In the first quarter of 2011 – after the swipe fee limits were law – federal records show retailers, bankers and credit card companies collectively spent millions and perhaps more than $10 million lobbying Congress over how – or if – the debit card caps would apply.

Dueling ads demonize each side. Subway riders in Washington travel to and from work under placards that suggest that Congress’ “$12 billion gift to giant retailers” could cost them their debit cards.

Price controls that reduce bank revenues by billions will make it harder for some banks to offer debit cards, said Trish Wexler, a spokesman for the Electronics Payment Coalition, a group of banks and credit card companies, which paid for the ads. “Why not slow down and study this?”

Ed Mierzwinski, a veteran consumer advocate with the Public Interest Research Group, or PIRG, disagreed. “This has been studied to death,” he said.

PIRG and many other consumer groups support the fee cap. Mierzwinski, who has worked on the debit and credit card fee issue for six years, said he doesn’t know of anyone who has changed sides. But he believes he understands the banking industry’s strategy. “Delay equals killing reform.”

“People on Capitol Hill are going crazy” from the pressure surrounding the issue, Mierzwinski said.

Among those applying that pressure were Nick Fox and Jess Nelson, a pair of St. Olaf, Minn., students who run the college’s nightclub. They can’t afford to take debit cards because of fees. They were flown this month to D.C. by the same retail coalition that brought in Bohnen and 80 other small business people from across the country. Fox and Nelson accompanied Bohnen to speak to congressional staffers about the need for swipe fee caps. What they heard back troubled them.

“They dodged questions and offered ominous counterpoints,” Fox said.

Bohnen has a theory about the ambivalence. “I don’t think they want to get involved because it puts them between the banks and the retailers.”

Republican Rep. Chip Cravaack met personally with Bohnen, Fox and Nelson. He was “a class act” and “open-minded,” said Bohnen. But he was also noncommittal. “He said we should set up a round table with banks and retailers.”
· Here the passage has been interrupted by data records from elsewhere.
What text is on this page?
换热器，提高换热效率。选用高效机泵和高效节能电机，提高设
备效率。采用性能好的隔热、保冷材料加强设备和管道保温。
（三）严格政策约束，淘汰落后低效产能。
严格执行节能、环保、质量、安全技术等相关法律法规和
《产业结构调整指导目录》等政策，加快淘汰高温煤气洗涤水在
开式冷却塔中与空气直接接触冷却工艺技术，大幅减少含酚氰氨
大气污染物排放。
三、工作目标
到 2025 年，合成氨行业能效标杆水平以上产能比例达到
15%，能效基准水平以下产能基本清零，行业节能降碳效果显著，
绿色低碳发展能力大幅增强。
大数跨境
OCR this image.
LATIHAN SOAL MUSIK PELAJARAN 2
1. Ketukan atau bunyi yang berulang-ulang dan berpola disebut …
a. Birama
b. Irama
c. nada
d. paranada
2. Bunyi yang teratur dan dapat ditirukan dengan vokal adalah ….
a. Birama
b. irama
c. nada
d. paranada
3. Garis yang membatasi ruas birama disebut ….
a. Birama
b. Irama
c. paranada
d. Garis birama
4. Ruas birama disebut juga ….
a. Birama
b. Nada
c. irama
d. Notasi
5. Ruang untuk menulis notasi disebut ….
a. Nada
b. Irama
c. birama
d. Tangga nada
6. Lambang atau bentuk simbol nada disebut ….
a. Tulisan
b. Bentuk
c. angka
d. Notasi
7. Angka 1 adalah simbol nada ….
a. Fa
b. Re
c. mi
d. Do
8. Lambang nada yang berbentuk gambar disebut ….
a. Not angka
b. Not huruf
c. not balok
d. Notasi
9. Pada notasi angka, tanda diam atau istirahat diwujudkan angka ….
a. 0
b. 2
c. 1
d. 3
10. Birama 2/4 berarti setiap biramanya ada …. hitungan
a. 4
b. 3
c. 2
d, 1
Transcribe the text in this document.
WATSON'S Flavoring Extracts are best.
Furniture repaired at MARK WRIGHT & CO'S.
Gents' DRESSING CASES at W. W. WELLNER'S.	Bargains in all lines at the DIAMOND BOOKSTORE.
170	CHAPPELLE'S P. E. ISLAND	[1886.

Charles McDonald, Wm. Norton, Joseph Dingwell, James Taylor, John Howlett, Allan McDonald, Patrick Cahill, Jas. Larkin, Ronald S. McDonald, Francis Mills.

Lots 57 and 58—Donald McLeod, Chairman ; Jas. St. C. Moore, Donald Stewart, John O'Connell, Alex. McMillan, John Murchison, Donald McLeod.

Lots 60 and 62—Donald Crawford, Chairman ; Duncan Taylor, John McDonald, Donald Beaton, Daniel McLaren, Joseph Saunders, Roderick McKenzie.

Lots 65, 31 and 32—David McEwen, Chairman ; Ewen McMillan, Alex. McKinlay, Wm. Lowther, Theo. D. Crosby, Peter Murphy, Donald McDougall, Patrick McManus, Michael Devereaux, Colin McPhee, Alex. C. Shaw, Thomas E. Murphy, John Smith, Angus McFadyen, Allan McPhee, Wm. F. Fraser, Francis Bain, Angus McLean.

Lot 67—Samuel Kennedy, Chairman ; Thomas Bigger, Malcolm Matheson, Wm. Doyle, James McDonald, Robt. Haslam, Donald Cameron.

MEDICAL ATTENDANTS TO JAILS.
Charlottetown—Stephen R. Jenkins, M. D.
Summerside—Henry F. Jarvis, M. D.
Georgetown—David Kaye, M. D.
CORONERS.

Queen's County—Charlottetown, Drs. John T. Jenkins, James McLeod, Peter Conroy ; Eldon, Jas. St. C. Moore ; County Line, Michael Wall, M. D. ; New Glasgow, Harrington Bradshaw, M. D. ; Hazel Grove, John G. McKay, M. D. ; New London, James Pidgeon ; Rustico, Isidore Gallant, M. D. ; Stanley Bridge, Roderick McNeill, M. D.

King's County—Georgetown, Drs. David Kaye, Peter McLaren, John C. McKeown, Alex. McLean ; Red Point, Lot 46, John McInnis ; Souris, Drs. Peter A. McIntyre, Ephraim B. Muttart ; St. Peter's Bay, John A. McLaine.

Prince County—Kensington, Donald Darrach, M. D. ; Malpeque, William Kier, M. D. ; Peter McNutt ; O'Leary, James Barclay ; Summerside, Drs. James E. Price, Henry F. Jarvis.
A full-page ad in the Minneapolis Star Tribune on April 21 praised Minnesota’s Democratic senators Al Franken and Amy Klobuchar for taking sides, but also tried to lock them into positions. “While Big Wall Street Banks are lobbying Congress to stop swipe fee reform,” the ad proclaimed, “Senators Franken and Klobuchar are standing up for Minnesota’s small businesses.”

The ad was paid for by the Minnesota Retailers Association, the Minnesota Grocers Association and the Minnesota Service Station & Convenience Store Association over which Bohnen presides.

Franken opposes a bill introduced by fellow Democratic Sen. John Tester of Montana that would delay debit card fee limits for two years. Klobuchar’s position is much more cautious.

“There are ongoing discussions in Congress and at the Federal Reserve about the implementation of the new rule and I am hopeful these concerns can be resolved without a two-year delay,” she said in a statement. “I was not aware of the ad until it ran and, while it is always nice to be thanked, I didn’t like the negative language about the banks.”

In the House, a bill similar to Tester’s would delay implementation of swipe fee limits for one year.

One key issue causing the delay: the question of whether swipe fee limits hurt small community banks. That is where opponents of caps have gained their greatest political traction. Caps now apply only to banks with more than $10 billion in assets. But the Electronic Payments Coalition’s Trexler insists that retailers will find a way to force consumers to use debit cards issued by big banks, taking crucial revenue from little banks.

“We have no ability to differentiate cards from big or small banks,” replied Target’s Scully.

Indeed, he added, to do so is against the law.